Hello. I recently tried out Julia because I was hoping for a speed improvement over numpy.sum(). I’m trying to benchmark a sum for a 2D integral and so far my Julia code is much slower. I’m wondering if there’s any performance tips I missed out on. My Julia code benchmark is this
function testfunction(my_arr,other_arr,sec_arr,third_arr)
for i in 1:length(my_arr)
new_array[i] = sum(@. 1 / (my_arr[i] * 1im + sec_arr + other_arr[i,1] ) * third_arr)
end
return new_array
end
which when I feed arrays that emulate my usecase ( the arithmetic operations to define the functions are arbitrary, it is just the length of arrays and approximate range that are important).
my_arr = collect(LinRange(0,10,2^15))
other_arr =Array{Float64}(undef, length(my_arr),2)
for i in 1:2
other_arr[:,i] = my_arr .* 2 .+ (5.3)
end
sec_arr = collect(LinRange(-2,2,600))
third_arr = exp.(sec_arr .+ 2) .* 3
new_array = Array{ComplexF64}(undef, length(my_arr))
@time testfunction(my_arr,other_arr,sec_arr,third_arr)
I get 0.628377 seconds (97.79 k allocations: 305.492 MiB, 3.70% gc time)

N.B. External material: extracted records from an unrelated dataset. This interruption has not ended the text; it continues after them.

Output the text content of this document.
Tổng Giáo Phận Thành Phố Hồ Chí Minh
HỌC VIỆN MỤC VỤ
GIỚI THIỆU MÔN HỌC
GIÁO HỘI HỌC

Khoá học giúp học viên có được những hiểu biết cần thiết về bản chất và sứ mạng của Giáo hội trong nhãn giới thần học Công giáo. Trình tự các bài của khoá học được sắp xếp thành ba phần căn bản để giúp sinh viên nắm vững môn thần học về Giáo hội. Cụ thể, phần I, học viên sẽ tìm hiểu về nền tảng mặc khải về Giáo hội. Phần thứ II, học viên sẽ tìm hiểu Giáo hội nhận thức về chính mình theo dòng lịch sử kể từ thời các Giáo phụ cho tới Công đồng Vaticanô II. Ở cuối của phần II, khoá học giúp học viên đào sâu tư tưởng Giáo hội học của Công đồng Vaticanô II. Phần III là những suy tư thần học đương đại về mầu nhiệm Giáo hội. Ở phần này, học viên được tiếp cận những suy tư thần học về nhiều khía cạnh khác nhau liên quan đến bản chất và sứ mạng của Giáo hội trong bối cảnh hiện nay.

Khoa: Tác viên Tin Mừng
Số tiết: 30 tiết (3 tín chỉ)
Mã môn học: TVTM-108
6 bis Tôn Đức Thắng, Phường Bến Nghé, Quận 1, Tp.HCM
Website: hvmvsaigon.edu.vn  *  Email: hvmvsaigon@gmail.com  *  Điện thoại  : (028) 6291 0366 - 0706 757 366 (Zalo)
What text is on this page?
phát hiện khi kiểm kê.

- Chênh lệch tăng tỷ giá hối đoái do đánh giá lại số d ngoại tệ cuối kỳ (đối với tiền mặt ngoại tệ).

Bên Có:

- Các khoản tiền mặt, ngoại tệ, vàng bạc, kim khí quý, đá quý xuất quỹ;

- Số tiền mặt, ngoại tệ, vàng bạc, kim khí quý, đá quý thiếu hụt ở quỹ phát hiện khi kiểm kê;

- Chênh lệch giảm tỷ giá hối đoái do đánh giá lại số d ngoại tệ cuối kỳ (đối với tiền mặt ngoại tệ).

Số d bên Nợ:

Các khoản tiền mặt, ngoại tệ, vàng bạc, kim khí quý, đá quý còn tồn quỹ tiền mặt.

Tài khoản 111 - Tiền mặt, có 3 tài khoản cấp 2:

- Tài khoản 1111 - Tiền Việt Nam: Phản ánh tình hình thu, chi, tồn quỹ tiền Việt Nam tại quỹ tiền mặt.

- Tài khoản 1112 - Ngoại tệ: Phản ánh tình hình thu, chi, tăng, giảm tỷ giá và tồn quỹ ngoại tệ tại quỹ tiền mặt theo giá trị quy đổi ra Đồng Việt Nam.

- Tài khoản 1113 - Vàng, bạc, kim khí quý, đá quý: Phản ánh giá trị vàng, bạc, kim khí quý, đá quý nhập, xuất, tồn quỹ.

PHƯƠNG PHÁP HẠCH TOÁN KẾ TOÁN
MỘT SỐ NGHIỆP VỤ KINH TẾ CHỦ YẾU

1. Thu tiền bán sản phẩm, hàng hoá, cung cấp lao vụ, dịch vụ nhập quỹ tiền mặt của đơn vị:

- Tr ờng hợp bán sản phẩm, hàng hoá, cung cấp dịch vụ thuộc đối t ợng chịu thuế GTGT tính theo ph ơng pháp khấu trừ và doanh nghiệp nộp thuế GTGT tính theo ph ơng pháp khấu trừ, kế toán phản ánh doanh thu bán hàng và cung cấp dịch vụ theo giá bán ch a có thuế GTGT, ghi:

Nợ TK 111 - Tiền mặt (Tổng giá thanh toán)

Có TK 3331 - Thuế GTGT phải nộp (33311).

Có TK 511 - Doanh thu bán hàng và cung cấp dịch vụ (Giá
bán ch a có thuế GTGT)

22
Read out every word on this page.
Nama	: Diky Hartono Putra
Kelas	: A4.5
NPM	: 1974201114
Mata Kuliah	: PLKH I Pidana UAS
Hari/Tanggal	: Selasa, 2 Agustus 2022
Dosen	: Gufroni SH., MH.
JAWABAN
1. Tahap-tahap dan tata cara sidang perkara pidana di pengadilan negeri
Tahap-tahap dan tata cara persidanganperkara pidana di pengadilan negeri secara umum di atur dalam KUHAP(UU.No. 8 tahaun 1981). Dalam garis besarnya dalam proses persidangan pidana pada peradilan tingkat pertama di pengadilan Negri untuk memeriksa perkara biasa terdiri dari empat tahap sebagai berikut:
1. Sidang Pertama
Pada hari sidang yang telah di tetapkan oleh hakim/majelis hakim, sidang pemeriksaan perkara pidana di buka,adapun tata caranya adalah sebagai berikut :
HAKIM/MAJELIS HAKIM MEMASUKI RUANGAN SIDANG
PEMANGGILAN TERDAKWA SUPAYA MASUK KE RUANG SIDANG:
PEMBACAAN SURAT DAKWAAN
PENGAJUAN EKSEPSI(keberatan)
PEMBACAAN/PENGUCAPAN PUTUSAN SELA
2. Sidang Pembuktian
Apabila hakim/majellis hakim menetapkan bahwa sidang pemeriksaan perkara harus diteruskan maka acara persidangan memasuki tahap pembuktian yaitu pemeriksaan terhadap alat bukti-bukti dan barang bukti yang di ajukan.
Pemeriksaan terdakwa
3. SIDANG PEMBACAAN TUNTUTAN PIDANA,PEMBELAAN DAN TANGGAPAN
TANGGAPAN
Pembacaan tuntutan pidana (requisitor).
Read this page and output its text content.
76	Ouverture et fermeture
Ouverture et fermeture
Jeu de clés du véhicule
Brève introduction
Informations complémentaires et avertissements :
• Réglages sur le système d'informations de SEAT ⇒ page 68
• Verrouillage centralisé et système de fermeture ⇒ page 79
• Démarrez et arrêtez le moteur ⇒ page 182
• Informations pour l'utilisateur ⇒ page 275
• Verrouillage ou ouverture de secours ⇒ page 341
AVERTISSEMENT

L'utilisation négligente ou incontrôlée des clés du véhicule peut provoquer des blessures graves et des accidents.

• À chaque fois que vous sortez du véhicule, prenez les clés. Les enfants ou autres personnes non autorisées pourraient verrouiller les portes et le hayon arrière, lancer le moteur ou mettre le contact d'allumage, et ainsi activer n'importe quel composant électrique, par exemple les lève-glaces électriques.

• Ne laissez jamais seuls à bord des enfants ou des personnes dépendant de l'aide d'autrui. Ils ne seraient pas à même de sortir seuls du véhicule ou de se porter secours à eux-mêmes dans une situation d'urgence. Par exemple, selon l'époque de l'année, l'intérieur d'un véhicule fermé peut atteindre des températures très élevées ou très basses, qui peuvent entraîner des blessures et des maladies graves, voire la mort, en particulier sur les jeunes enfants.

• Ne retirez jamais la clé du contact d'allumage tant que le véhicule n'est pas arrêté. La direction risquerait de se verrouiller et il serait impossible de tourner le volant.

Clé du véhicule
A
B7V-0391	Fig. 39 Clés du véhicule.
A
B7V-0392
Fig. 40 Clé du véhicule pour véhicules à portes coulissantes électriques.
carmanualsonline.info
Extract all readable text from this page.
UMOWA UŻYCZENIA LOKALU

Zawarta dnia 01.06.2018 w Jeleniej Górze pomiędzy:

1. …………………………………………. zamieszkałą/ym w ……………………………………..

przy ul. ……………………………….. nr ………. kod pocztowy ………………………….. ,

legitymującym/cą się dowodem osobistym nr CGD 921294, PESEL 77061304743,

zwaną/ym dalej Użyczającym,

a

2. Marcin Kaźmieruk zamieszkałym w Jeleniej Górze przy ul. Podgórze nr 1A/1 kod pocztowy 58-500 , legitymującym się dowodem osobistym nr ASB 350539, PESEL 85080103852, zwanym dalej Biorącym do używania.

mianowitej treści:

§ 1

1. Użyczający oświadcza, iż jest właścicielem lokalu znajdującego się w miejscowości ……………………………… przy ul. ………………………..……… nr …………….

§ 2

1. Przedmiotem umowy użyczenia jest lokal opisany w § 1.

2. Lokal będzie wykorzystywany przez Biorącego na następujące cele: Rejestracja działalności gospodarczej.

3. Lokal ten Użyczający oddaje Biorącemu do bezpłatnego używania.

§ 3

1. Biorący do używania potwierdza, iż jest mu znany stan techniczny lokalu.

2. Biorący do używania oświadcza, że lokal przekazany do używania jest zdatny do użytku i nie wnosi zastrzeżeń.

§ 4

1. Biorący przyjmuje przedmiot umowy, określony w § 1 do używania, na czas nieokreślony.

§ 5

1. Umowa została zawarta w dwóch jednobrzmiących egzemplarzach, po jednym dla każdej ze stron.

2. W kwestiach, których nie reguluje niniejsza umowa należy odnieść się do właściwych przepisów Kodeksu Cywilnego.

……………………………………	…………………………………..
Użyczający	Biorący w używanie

In Python, I tried a looped and vectorized method
import numpy as np
import time
def loopcompute(my_arr, other_arr,sec_arr,third_arr):
new_array = np.empty(len(my_arr), dtype = 'complex128')
for i in range(len(my_arr)):
new_array[i] = np.sum((my_arr[i]*1j+ sec_arr + other_arr[i,0] )**(-1)*third_arr)
return new_array
def vectcompute(my_arr, other_arr,sec_arr,third_arr):
new_array = np.sum((my_arr[:,None]*1j + sec_arr + other_arr[:,0][:,None])**(-1)*third_arr, axis = 1)
return new_array
and my test
my_arr = np.linspace(0,10,2**15)
other_arr = np.empty([len(my_arr),2])
for i in range(2):
other_arr[:,i] = my_arr*2+5.3
sec_arr = np.linspace(-2,2,600)
third_arr = np.exp(sec_arr+2)*3
t11 = time.time()
new_arr = vectcompute(my_arr, other_arr,sec_arr,third_arr)
t12 = time.time()
vectortime = t12 - t11
t21 = time.time()
new_arr2 = loopcompute(my_arr, other_arr,sec_arr,third_arr)
t22 = time.time()
looptime = (t22 - t21)
print(vectortime, looptime, vectortime / looptime)
gives 0.3255 and 0.4755 seconds respectively, a ~ 100% or ~ 75% improvement respectively. (the Python improvement does drop if the second/third array is much longer (>1000) ) but I’m hoping to get this down to 1/10th of a second or else I need to switch to C++. Is there any advice for optimizing the Julia script?